Die "junge Welt" brachte ein Interview mit Peter Strutynski vom Bundesausschuss Friedensratschlag, aus dem wir einen Ausschnitt zitieren:

Frage: Werden sich auch Gewerkschaften beteiligen?
Wir hoffen, daß zumindest Teile der Gewerkschaften dabei sind. Ich könnte mir vorstellen, die Gewerkschaft Erziehung und Wissenschaft (GEW) mit ins Boot zu holen. Vielleicht kann man auch ver.di interessieren oder die IG Metall - deren führende Leute haben sich eindeutig gegen den Irak-Krieg ausgesprochen. F: Wird Bush versuchen, eine stärkere Kooperation Deutschlands bei den Kriegsaktivitäten der USA einzufordern?
Es gab in der letzten Zeit viele Signale, daß Washington von den europäischen NATO-Partnern und der EU mehr Engagement in Afghanistan, im Irak, oder in anderen Konfliktgebieten fordert. Der noch amtierende US-Außenminister Colin Powell hatte kürzlich in Brüssel verlangt, die Europäer müßten mehr in ihre militärischen Kapazitäten investieren. Das heißt nichts anderes, als daß Europa den USA den Rücken freihalten soll. Aber eigentlich bedarf es dieses Besuches gar nicht mehr, denn das geschieht ja ohnehin. Die Bundesregierung vergrößert ihre Kapazitäten in Afghanistan, sie will außerhalb des Iraks irakische Armeeangehörige ausbilden. Deutschland ist damit nicht mehr neutral, sondern Kombattant - mit allen Folgen, die das haben kann. Die Bundesregierung verstärkt ihr militärisches Engagement, um in Washington den Groll abzubauen, den sie sich vor zwei Jahren mit ihrer Opposition gegen den Irak-Krieg zugezogen hat.
F: Der 20. März ist der zweite Jahrestag des Überfalls auf den Irak. Was plant die Friedensbewegung zu diesem Datum?
Das ist für uns ein wichtiger Tag. Wir haben schon am ersten Jahrestag mit vielen dezentralen Aktionen deutlich gemacht, daß wir diesen Krieg nicht vergessen. Er ist ja auch längst nicht zu Ende, es ist im Irak immer schlimmer geworden. Die europäische Friedensbewegung hat sich für den 19. März auf zentrale Aktionen in Brüssel geeinigt. Das ist eine Woche vor den Ostermärschen, die aus der politischen Landschaft der Bundesrepublik ohnehin nicht mehr wegzudenken sind. Natürlich wird da der Irak-Krieg eine wichtige Rolle spielen. Wir müssen aber auch andere Themen berücksichtigen, vor allem die Europäische Verfassung, die die europäischen Staaten zur Aufrüstung zwingt.

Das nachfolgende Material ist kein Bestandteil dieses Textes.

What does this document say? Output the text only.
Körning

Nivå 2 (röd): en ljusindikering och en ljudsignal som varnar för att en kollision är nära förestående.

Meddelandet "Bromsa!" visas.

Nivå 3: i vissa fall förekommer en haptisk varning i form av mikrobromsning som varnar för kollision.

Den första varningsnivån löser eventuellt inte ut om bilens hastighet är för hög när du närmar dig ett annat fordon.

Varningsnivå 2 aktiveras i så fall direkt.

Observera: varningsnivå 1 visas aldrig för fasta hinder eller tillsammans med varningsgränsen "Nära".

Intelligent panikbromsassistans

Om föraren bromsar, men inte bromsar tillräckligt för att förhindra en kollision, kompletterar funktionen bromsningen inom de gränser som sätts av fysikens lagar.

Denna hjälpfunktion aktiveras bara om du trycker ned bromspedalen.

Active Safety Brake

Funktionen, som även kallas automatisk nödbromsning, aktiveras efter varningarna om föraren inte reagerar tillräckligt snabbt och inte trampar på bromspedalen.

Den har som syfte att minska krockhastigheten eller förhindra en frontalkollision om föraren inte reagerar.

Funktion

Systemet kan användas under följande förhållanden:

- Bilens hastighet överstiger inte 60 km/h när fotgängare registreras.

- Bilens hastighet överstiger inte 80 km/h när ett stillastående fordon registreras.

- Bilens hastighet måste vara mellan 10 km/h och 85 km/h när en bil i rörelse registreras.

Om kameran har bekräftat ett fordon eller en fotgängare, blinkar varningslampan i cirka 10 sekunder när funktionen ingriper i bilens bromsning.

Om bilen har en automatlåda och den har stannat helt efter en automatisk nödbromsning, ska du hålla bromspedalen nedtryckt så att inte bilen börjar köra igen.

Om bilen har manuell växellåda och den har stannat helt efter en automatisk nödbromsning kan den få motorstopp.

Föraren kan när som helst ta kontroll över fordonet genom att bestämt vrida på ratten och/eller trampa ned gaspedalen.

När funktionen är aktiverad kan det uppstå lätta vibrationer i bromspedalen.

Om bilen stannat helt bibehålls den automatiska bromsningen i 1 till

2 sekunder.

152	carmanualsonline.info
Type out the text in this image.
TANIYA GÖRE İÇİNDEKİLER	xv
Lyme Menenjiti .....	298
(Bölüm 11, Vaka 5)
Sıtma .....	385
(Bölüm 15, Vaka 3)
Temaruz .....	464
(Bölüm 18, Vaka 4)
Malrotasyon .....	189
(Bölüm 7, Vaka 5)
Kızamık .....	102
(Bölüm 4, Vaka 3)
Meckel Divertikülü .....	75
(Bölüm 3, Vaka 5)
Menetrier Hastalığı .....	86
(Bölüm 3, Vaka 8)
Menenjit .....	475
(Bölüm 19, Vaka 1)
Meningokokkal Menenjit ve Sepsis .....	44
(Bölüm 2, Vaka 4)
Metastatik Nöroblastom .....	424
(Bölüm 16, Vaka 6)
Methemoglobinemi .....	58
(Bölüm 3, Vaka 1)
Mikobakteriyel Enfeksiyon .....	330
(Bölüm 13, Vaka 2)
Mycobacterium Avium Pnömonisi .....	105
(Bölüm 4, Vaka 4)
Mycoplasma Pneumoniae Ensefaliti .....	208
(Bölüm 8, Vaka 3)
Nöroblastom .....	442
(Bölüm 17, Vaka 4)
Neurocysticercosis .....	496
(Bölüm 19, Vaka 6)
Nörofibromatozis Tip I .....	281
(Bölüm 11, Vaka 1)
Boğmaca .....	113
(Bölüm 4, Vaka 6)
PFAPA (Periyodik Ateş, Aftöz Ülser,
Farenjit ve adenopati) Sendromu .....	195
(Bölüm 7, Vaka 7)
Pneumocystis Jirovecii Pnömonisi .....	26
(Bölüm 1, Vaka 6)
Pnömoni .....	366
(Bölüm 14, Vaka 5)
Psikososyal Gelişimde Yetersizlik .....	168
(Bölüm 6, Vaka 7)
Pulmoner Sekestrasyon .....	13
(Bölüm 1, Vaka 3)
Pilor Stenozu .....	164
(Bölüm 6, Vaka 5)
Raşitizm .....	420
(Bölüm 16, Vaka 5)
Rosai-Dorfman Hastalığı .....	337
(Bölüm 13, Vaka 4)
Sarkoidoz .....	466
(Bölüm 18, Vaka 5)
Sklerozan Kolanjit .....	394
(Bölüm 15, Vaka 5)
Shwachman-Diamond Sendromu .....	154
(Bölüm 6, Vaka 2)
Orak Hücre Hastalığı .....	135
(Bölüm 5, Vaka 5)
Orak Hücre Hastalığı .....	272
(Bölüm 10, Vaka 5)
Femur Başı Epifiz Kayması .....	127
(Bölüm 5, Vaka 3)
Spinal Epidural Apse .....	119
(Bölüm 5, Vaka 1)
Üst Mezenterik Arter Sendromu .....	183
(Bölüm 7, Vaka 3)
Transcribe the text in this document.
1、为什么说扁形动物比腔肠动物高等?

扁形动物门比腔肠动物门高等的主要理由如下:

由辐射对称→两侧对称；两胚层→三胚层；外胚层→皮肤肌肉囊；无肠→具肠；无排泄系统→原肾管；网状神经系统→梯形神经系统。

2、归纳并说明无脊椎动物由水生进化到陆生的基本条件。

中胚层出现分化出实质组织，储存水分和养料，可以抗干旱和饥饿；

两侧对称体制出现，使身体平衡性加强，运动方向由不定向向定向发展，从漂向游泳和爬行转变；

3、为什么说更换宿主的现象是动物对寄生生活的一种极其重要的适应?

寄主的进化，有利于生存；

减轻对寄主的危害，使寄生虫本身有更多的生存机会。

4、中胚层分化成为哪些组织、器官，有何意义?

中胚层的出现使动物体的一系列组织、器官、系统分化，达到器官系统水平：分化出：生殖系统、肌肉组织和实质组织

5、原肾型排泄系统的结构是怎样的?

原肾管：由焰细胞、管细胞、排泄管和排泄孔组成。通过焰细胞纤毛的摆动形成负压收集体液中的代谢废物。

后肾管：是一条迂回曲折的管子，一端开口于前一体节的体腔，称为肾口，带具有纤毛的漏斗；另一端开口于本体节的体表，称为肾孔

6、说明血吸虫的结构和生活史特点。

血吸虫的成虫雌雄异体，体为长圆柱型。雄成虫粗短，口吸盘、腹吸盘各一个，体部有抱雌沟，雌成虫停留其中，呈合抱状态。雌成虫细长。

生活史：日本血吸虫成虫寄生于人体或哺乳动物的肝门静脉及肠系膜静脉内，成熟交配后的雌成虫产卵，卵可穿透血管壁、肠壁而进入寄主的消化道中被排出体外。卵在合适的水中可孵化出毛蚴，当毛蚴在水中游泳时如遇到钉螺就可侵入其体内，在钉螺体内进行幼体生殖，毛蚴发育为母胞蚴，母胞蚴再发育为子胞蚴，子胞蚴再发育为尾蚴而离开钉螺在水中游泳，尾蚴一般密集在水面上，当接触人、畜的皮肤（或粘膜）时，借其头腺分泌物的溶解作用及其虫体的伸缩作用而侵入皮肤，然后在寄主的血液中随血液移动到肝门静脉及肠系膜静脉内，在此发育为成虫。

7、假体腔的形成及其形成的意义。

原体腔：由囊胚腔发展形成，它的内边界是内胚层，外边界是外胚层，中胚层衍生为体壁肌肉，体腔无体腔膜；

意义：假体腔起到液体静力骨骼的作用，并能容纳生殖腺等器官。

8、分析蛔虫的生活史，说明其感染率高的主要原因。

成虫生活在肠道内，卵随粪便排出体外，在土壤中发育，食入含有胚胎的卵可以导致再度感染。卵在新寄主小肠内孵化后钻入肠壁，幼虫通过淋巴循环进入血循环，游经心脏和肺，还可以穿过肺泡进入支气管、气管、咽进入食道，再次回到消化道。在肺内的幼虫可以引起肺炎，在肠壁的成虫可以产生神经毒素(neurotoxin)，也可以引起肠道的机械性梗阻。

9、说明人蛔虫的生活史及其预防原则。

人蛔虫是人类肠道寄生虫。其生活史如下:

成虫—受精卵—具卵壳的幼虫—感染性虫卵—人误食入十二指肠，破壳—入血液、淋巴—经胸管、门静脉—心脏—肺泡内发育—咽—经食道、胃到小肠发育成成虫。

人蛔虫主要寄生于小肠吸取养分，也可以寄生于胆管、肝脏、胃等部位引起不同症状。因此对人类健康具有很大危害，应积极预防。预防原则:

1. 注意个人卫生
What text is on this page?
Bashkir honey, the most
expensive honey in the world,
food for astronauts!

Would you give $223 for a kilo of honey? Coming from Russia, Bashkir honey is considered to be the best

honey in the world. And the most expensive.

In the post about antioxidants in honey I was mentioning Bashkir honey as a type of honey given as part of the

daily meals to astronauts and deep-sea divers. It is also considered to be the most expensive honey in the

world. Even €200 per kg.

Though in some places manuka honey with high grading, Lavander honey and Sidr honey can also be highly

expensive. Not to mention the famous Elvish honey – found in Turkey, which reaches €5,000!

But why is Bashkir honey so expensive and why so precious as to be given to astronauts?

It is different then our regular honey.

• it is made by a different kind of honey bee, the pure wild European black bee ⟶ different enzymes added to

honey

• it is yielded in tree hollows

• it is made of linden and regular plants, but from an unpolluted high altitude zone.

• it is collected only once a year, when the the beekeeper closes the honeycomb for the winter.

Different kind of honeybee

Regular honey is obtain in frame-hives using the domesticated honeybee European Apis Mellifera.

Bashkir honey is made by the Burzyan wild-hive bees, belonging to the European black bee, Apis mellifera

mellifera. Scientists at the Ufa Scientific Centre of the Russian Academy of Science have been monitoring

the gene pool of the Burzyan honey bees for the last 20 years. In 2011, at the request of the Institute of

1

Die Ankündigung der Friedensbewegung wurde selbst im Ausland registriert. Der Wiener Standard schrieb u.a.:

Kassel - Die Friedensbewegung plant massive Proteste für den Besuch von US-Präsident George W. Bush am 23. Februar in Deutschland. Unter dem Motto "Europa pfeift auf Bush" solle dem Präsidenten ein "heißer Empfang" bereitet werden, erklärte der "Bundesausschuss Friedensratschlag" am Mittwoch in Kassel. Am Dienstag war bekannt geworden, dass Bush im Februar zu einem Treffen mit Bundeskanzler Gerhard Schröder (SPD) nach Deutschland kommen wird. Der genaue Ort dafür steht aber noch nicht fest. Für die Friedensbewegung sei es schon "eine kleine Genugtuung", wenn Bush diesmal um Berlin einen Bogen mache, erklärte Peter Strutynski als Sprecher des "Friedensratschlags". Die großen Proteste bei seinem Besuch im Mai 2002 klängen ihm wahrscheinlich noch in den Ohren. Bush und die Rot-Grün-Regierung sollten aber nicht meinen, dass ein "Ausweichen in die Provinz" den Präsidenten vor Protesten bewahren könne. "Noch nie in der Nachkriegsgeschichte war die Popularität eines US-Präsidenten hier zu Lande geringer als heute", betonte Strutynski. Die Mehrheit der Bevölkerung lehne den "permanenten und weltweiten Kriegsfeldzug" der USA ab und werde dies am 23. Februar deutlich machen.
Auch das globalisierungskritische Netzwerk Attac will sich an den Protesten beteiligen. Attac werde "auf jeden Fall" dabei sein, sagte Sprecher Malte Kreutzfeldt. Es müsse aber noch entschieden werden, in welcher Form dies geschehen werde.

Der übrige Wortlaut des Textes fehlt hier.